A biopsy is needed to confirm the diagnosis of mesothelioma. In a biopsy, surgeons or medical oncologists (doctors who specialize in diagnosing and treating cancer) tissue samples for examination under a microscope by a pathologist.

Biopsies can be done in different ways, depending on where the abnormal area is found. If the cancer is in the chest, your doctor may have thoracoscopy. In this procedure, the doctor makes a small cut through the chest wall and places a thin tube called the thorax in the chest between two ribs. Thoracoscopy allows the doctor to look into the chest and get tissue samples. If the cancer is in the stomach, the doctor may perform peritoneoscopy.

To get the tissue for examination, the doctor makes a small hole in the abdomen and inserts a special instrument called the peritoneoscope into the abdominal cavity. This procedure does not produce sufficient tissue, wider diagnostic operations may be needed. If the diagnosis is mesothelioma, the doctor will want to study the stage and extent of the disease. Staging involves more tests in the right way to find out if the cancer has mushroomed and, if so, which part of the body.

Knowing the stage of the disease helps doctors plan treatment. 

Mesothelioma is described as localized if only found on the surface of the membrane where it originates. It is classified as advanced if it has exceeded the original membrane surface to other parts of the body, such as the lymph nodes, lungs, chest wall, or abdominal organs. Mesothelioma treatment Treatment for mesothelioma depends on the location of the cancer, the stage of the disease, and the patient's age and general well-being. Common treatment options consist of surgery, radiation therapy and chemotherapy. Sometimes, this treatment is combined.

Mesothelioma Surgery
Surgery is a treatment that is often done for mesothelioma. The doctor can remove parts of the lining of the chest or abdomen and some surrounding tissue. For pleural cancer (pleural mesothelioma), it can be removed in an operation called a pneumonectomy. Sometimes the diaphragm, the muscle that helps breathing, is also removed. Radiation therapy involves the use of high-energy rays to kill cancer cells and shrink tumors. Radiation therapy affects cancer cells only in the treated area. Radiation may come from a machine (external radiation) or produce radiation through a thin plastic tube to the area where cancer cells are found (internal radiation therapy). Chemotherapy is the use of anticancer drugs to kill cancer cells throughout the body. Most drugs used to treat mesothelioma are given by injection into blood vessels (intravenously, or IV). Doctors also study chemotherapy directly to the chest or abdomen (intracavitary chemotherapy).

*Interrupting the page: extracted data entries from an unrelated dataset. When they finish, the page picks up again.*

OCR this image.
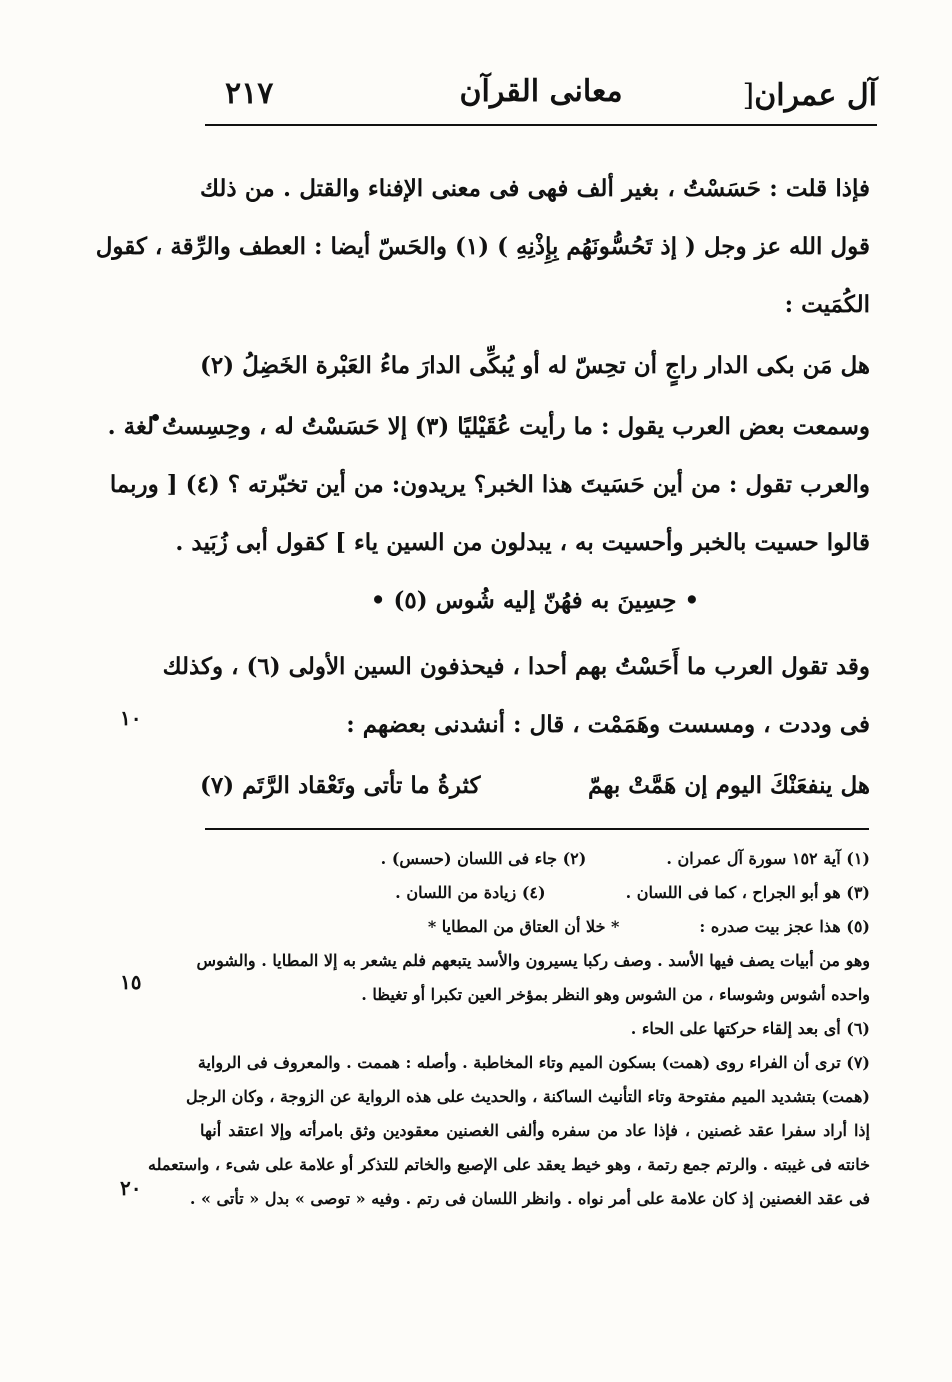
آل عمران[
معانى القرآن
٢١٧
فإذا قلت : حَسَسْتُ ، بغير ألف فهى فى معنى الإفناء والقتل . من ذلك
قول الله عز وجل ( إذ تَحُسُّونَهُم بِإِذْنِهِ ) (١) والحَسّ أيضا : العطف والرِّقة ، كقول
الكُمَيت :
هل مَن بكى الدار راجٍ أن تحِسّ له
أو يُبكِّى الدارَ ماءُ العَبْرة الخَضِلُ (٢)
وسمعت بعض العرب يقول : ما رأيت عُقَيْليًا (٣) إلا حَسَسْتُ له ، وحِسِستُ لغة .
والعرب تقول : من أين حَسَيتَ هذا الخبر؟ يريدون: من أين تخبّرته ؟ (٤) [ وربما
قالوا حسيت بالخبر وأحسيت به ، يبدلون من السين ياء ] كقول أبى زُبَيد .
• حِسِينَ به فهُنّ إليه شُوس (٥) •
وقد تقول العرب ما أَحَسْتُ بهم أحدا ، فيحذفون السين الأولى (٦) ، وكذلك
فى وددت ، ومسست وهَمَمْت ، قال : أنشدنى بعضهم :
هل ينفعَنْكَ اليوم إن هَمَّتْ بهمّ
كثرةُ ما تأتى وتَعْقاد الرَّتَم (٧)
(١) آية ١٥٢ سورة آل عمران .
(٢) جاء فى اللسان (حسس) .
(٣) هو أبو الجراح ، كما فى اللسان .
(٤) زيادة من اللسان .
(٥) هذا عجز بيت صدره :
* خلا أن العتاق من المطايا *
وهو من أبيات يصف فيها الأسد . وصف ركبا يسيرون والأسد يتبعهم فلم يشعر به إلا المطايا . والشوس
واحده أشوس وشوساء ، من الشوس وهو النظر بمؤخر العين تكبرا أو تغيظا .
(٦) أى بعد إلقاء حركتها على الحاء .
(٧) ترى أن الفراء روى (همت) بسكون الميم وتاء المخاطبة . وأصله : هممت . والمعروف فى الرواية
(همت) بتشديد الميم مفتوحة وتاء التأنيث الساكنة ، والحديث على هذه الرواية عن الزوجة ، وكان الرجل
إذا أراد سفرا عقد غصنين ، فإذا عاد من سفره وألفى الغصنين معقودين وثق بامرأته وإلا اعتقد أنها
خانته فى غيبته . والرتم جمع رتمة ، وهو خيط يعقد على الإصبع والخاتم للتذكر أو علامة على شىء ، واستعمله
فى عقد الغصنين إذ كان علامة على أمر نواه . وانظر اللسان فى رتم . وفيه « توصى » بدل « تأتى » .
١٠
١٥
٢٠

To relieve symptoms and control discomfort, doctors can use a thin needle or tube to drain the fluid that has accumulated in the chest or abdomen. The procedure for removing fluid from the chest is called thoracentesis. Removal of fluid from the stomach is called paracentesis. Medications can be given through a tube in the chest to prevent more fluid from accumulating. Radiation therapy and surgery may also be useful in reducing symptoms. Note Urgency Mesothelioma is a life-threatening disease and cannot be left untreated. The sooner the diagnosis is, the better the patient's chances of fighting this deadly cancer. Please contact a qualified doctor immediately if you or someone you know has been diagnosed with mesothelioma.